Неудивительно поэтому, что возле дома Камионкера теснилось наибольшее число возов и лошадей, а в его шинке пило и шумело больше крестьян. Камионкер, однако, не показывался среди этой толпы и сам не угощал ее. Хозяйничала там его жена Ента, расставляя на столах кувшины, бутылки и чарки, а помогали ей две некрасивые плечистые дочери ее, продававшие у одного из столов баранки, халы и селедки.
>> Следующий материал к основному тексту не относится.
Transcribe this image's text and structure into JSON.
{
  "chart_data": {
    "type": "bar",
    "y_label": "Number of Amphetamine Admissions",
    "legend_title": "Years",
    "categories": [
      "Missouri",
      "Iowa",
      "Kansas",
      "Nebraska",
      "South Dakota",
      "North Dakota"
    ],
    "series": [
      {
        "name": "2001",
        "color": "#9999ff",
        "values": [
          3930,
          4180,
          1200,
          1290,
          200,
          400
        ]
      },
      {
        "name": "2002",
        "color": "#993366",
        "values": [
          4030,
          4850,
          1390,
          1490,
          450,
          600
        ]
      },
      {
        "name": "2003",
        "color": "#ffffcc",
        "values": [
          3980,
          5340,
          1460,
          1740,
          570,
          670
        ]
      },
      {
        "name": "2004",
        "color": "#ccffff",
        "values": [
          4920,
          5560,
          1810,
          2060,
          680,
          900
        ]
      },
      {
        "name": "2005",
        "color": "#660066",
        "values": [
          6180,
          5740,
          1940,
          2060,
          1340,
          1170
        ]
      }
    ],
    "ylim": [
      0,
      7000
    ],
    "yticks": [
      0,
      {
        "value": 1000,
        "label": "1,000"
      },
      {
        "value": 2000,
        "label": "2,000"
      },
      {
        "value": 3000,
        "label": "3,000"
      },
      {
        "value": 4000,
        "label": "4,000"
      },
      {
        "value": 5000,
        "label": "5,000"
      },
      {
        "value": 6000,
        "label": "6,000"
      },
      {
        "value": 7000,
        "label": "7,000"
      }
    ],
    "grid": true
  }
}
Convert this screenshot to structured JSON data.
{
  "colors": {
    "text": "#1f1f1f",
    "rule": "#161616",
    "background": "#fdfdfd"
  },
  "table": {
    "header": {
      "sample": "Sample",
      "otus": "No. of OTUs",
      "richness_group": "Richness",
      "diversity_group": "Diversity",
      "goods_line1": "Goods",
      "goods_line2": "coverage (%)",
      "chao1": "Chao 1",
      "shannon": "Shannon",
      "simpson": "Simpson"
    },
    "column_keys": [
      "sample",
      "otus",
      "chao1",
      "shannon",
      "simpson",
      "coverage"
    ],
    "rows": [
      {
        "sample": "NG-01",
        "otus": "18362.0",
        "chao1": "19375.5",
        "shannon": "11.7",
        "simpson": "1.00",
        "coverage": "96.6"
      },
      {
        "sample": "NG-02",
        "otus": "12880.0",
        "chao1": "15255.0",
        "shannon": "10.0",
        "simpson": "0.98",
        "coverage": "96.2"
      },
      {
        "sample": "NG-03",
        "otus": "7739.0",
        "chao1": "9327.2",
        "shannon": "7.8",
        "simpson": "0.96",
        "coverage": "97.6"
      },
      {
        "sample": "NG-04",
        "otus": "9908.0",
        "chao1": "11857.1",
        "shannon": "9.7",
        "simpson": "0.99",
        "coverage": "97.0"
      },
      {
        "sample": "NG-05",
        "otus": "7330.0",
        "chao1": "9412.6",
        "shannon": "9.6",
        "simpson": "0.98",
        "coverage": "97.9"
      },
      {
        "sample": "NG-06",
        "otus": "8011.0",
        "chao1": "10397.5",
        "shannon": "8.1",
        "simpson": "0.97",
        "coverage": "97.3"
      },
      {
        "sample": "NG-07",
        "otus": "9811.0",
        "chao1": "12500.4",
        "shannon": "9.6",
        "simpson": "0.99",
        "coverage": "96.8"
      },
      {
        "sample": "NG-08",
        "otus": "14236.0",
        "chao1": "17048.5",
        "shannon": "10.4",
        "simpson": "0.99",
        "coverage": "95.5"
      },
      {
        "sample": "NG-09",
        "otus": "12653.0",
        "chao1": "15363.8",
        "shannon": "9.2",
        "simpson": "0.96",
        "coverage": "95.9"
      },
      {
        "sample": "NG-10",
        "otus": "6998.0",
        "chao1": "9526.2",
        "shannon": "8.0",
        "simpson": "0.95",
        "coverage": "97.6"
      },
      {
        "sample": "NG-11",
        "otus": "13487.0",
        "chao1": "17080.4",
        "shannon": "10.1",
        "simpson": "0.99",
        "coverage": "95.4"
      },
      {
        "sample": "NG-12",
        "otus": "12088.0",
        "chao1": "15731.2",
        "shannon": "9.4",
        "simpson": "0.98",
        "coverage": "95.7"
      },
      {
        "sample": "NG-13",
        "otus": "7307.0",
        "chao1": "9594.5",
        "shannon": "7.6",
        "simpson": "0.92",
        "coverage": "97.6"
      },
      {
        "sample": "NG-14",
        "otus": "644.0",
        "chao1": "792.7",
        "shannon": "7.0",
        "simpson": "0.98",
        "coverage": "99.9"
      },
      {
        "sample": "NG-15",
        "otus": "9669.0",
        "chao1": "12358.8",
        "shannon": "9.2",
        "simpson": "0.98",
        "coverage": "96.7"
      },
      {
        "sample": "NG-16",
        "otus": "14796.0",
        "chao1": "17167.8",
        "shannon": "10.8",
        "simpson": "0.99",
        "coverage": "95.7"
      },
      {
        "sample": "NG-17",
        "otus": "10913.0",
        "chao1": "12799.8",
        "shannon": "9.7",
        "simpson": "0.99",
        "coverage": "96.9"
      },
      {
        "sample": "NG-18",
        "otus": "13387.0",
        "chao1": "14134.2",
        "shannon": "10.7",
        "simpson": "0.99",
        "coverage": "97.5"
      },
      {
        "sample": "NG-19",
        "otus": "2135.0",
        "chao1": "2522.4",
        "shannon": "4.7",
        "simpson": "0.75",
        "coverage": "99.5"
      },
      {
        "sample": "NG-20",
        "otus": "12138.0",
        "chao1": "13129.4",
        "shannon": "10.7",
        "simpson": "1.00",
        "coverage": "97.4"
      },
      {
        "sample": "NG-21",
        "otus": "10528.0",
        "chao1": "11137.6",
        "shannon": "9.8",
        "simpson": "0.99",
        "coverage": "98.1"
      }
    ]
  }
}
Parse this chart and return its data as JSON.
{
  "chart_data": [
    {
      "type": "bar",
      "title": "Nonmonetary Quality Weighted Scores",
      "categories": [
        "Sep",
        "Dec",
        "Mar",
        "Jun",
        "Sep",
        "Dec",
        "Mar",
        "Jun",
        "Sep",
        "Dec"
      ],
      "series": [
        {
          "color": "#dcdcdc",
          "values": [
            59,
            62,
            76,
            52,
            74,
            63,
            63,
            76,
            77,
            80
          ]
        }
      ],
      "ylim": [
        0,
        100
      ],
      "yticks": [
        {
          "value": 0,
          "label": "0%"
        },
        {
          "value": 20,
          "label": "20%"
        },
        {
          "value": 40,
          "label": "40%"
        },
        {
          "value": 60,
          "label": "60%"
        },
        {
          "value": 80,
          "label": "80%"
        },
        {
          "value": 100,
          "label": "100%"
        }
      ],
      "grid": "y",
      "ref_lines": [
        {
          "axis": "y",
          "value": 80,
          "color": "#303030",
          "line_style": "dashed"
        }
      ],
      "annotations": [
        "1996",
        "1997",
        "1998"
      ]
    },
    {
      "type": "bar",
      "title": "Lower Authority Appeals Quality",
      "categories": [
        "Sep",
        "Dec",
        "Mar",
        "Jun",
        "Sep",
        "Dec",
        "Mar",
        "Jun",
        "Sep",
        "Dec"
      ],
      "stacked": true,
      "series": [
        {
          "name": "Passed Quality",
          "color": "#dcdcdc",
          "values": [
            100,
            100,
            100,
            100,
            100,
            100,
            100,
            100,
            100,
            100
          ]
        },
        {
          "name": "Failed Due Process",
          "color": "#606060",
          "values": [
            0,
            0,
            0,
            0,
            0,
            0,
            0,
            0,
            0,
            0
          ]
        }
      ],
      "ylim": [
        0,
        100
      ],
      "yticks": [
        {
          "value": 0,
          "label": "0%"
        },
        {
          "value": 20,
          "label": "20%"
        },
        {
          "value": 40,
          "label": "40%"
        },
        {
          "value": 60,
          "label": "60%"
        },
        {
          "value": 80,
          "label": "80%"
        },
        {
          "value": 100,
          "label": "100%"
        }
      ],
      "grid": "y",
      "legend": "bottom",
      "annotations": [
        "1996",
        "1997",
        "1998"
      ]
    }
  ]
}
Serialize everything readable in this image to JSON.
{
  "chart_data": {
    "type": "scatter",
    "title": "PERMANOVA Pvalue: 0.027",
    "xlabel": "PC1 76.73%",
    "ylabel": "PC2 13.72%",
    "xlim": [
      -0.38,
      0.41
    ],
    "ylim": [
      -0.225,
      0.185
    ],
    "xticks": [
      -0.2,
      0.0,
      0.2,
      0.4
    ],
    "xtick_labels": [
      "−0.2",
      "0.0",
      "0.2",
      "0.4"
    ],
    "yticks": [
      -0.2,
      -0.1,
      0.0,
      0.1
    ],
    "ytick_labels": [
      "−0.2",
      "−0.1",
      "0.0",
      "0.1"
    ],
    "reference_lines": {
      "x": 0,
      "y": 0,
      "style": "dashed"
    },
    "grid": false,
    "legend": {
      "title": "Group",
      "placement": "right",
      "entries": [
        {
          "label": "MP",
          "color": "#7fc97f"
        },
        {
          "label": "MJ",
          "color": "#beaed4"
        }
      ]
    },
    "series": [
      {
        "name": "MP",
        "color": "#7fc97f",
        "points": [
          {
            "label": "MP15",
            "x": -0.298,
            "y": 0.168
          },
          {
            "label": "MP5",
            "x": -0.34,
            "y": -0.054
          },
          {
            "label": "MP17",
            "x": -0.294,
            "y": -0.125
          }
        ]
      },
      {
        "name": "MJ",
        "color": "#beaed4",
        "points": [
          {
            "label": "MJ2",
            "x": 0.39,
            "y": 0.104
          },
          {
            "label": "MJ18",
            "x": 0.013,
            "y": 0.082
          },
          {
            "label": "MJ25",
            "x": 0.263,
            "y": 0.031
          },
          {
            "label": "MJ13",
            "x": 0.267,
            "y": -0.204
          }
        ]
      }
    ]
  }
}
Если б кто-нибудь посмотрел тогда на худую, подавшуюся вперед фигуру Енты в широком вылинявшем платье и на ее желтое увядшее лицо, желтизна которого еще больше бросалась в глаза от красной розы, торчавшей над рыжим чепцом, если б кто-нибудь увидел Енту, лениво расхаживавшую по комнате, где воздух, спертый от человеческого дыхания и одуряющих испарений спиртных напитков, был невыносимо зловонным, — он никогда бы не предположил, что это была жена купца и хозяина многих предприятий, владельца одного из наиболее значительных состояний в этой местности.
Трудно было бы также узнать самого хозяина бесчисленных предприятий и собственника больших капиталов в этом миленьком рыжем человечке в потертом и длинном, доходившем почти до земли сюртуке, с обмотанным вокруг шеи красным платком, который стоял теперь в одной из комнат для гостей.
Это была та самая комната, которая блистала желтой древней мебелью с порванной и грязной обивкой и почерневшими уродливыми растениями, стоявшими на окнах в глиняных горшках.
Реб Янкель стоял в нескольких шагах от порога, а его гость, помещик Камионский, сидел в желтом кресле и, покуривая сигару, полушутливо, полузадумчиво смотрел на ребе Янкеля.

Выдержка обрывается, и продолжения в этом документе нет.